Le projet de loi de financement de la Sécurité sociale (PLFSS), contrairement à son petit frère (le projet de loi de finances) toujours âprement discuté à l’Assemblée nationale, a été adopté mi-décembre.
Les revenus du patrimoine ont vu leur fiscalité se renchérir par le biais d’une augmentation de la contribution sociale généralisée (CSG) à 10,6 %, portant le prélèvement forfaitaire unique (flat tax) de 30 à 31,4 %.
Toutefois, l’ancien taux continue de s’appliquer « aux produits attachés aux bons ou contrats de capitalisation, ainsi qu’aux placements de même nature », en vertu d’un amendement gouvernementale adopté pendant les discussions sur le PLFSS, pour préserver notamment les produits de l’assurance vie.
Une incertitude subsistait sur l’applicabilité de l’exonération aux plans d’épargne retraite (PER).

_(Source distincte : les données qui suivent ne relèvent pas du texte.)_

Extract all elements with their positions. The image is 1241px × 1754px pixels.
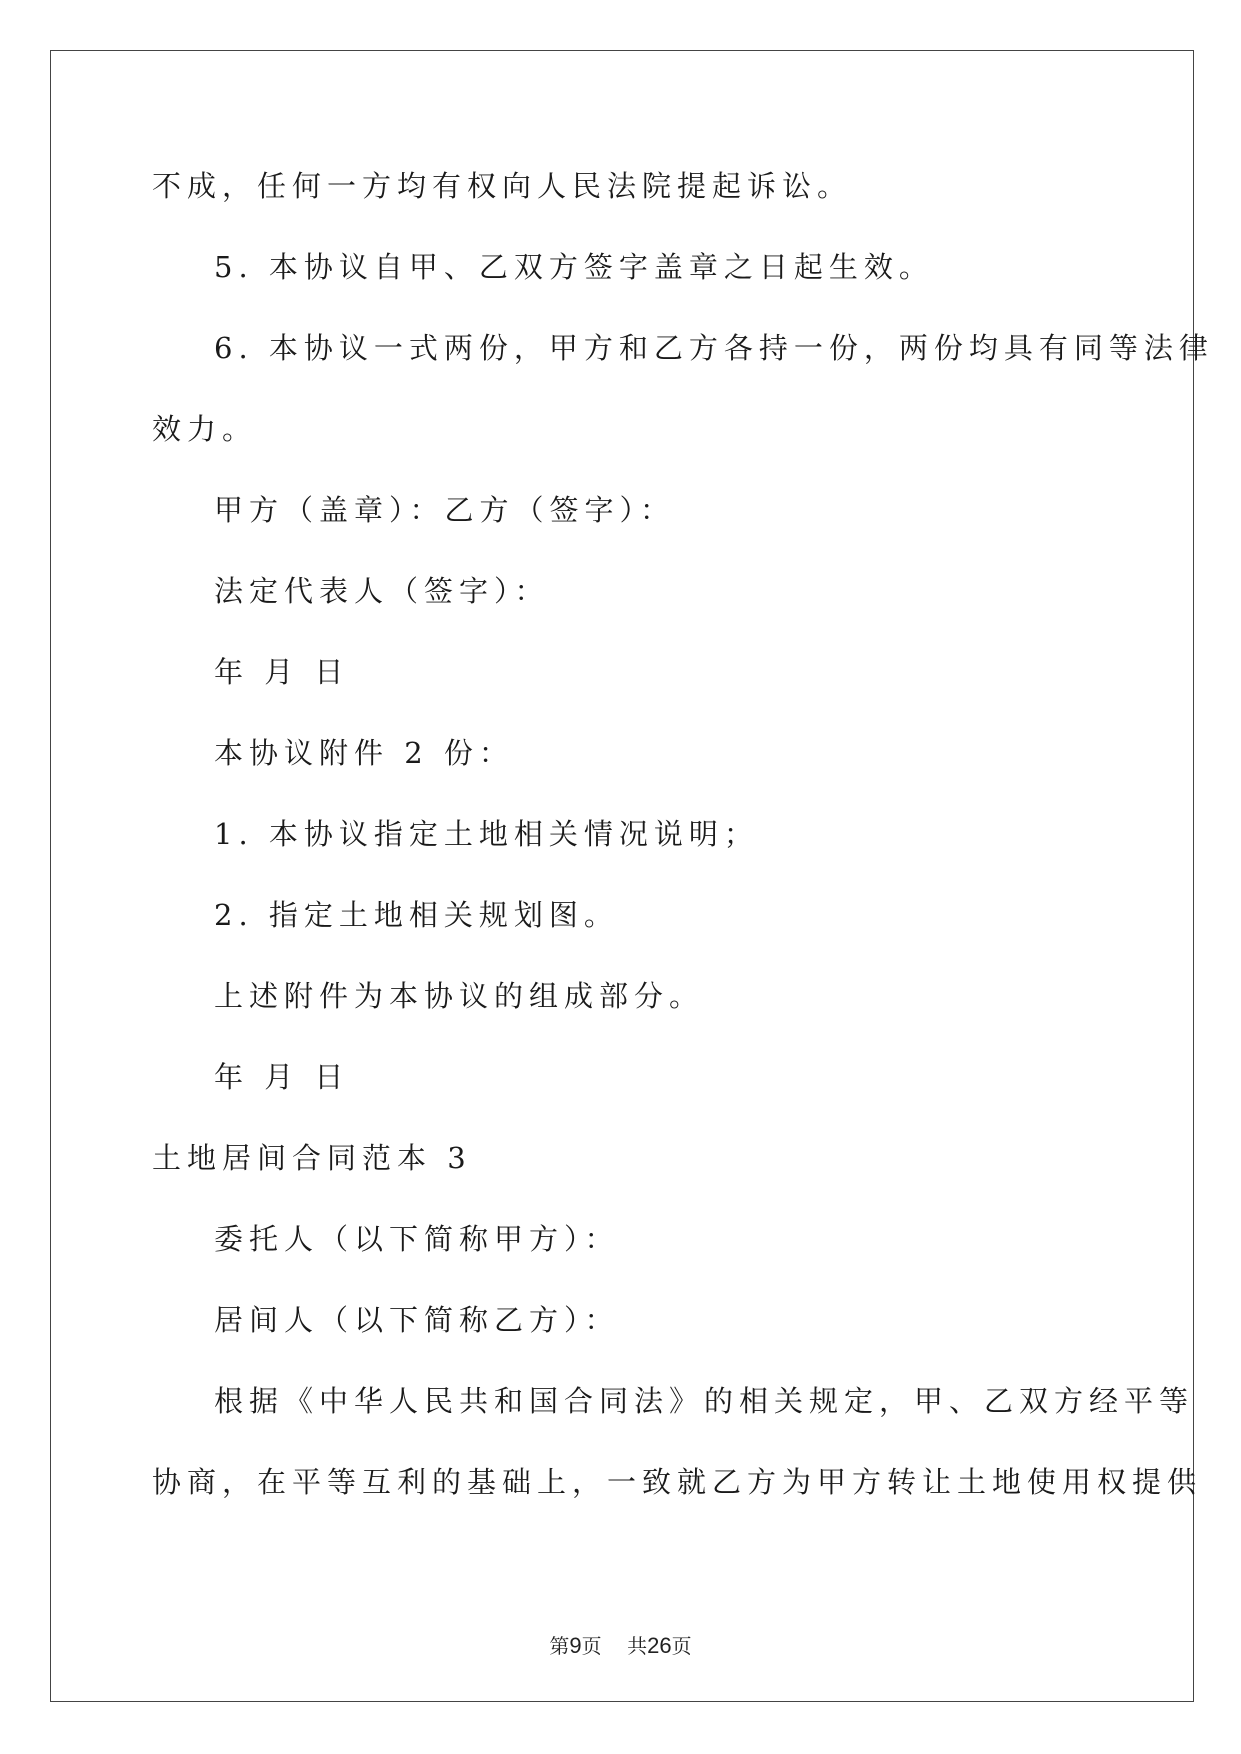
footer-page-prefix: 第 [549, 1634, 570, 1658]
text-line-1: 不成，任何一方均有权向人民法院提起诉讼。 [152, 169, 853, 203]
text-line-11: 上述附件为本协议的组成部分。 [214, 979, 705, 1013]
footer-page-suffix: 页 [581, 1634, 602, 1658]
text-line-3: 6. 本协议一式两份，甲方和乙方各持一份，两份均具有同等法律 [214, 331, 1214, 365]
footer-total-prefix: 共 [627, 1634, 648, 1658]
text-line-5: 甲方（盖章）：乙方（签字）： [214, 493, 676, 527]
text-line-17: 协商，在平等互利的基础上，一致就乙方为甲方转让土地使用权提供 [152, 1465, 1203, 1499]
page-frame [50, 50, 1194, 1702]
text-line-15: 居间人（以下简称乙方）： [214, 1303, 620, 1337]
footer-total-suffix: 页 [671, 1634, 692, 1658]
text-line-2: 5. 本协议自甲、乙双方签字盖章之日起生效。 [214, 250, 934, 284]
text-line-4: 效力。 [152, 412, 258, 446]
text-line-10: 2. 指定土地相关规划图。 [214, 898, 619, 932]
page-footer [0, 1632, 1241, 1660]
text-line-7: 年 月 日 [214, 655, 350, 689]
text-line-9: 1. 本协议指定土地相关情况说明； [214, 817, 759, 851]
section-heading: 土地居间合同范本 3 [152, 1141, 472, 1175]
text-line-14: 委托人（以下简称甲方）： [214, 1222, 620, 1256]
text-line-8: 本协议附件 2 份： [214, 736, 514, 770]
text-line-12: 年 月 日 [214, 1060, 350, 1094]
footer-total-pages: 26 [647, 1633, 672, 1658]
text-line-6: 法定代表人（签字）： [214, 574, 550, 608]
footer-page-number: 9 [569, 1633, 582, 1658]
text-line-16: 根据《中华人民共和国合同法》的相关规定，甲、乙双方经平等 [214, 1384, 1195, 1418]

Bercy avait indiqué à plusieurs médias que l’amendement « qui concerne la CSG intègre les PER », amenant beaucoup d’experts à considérer le sujet comme tranché.
Mais la Direction générale des finances publiques (DGFiP), dans une réponse adressée à Moneyvox ainsi qu’à d’autres médias, affirme que « tous les PER sont concernés par la hausse de la CSG ». Suivant cette réponse, les produits des PER sont soumis, depuis le 1er janvier 2026, à la hausse des prélèvements sociaux, passés de 17,2 % à 18,6 %.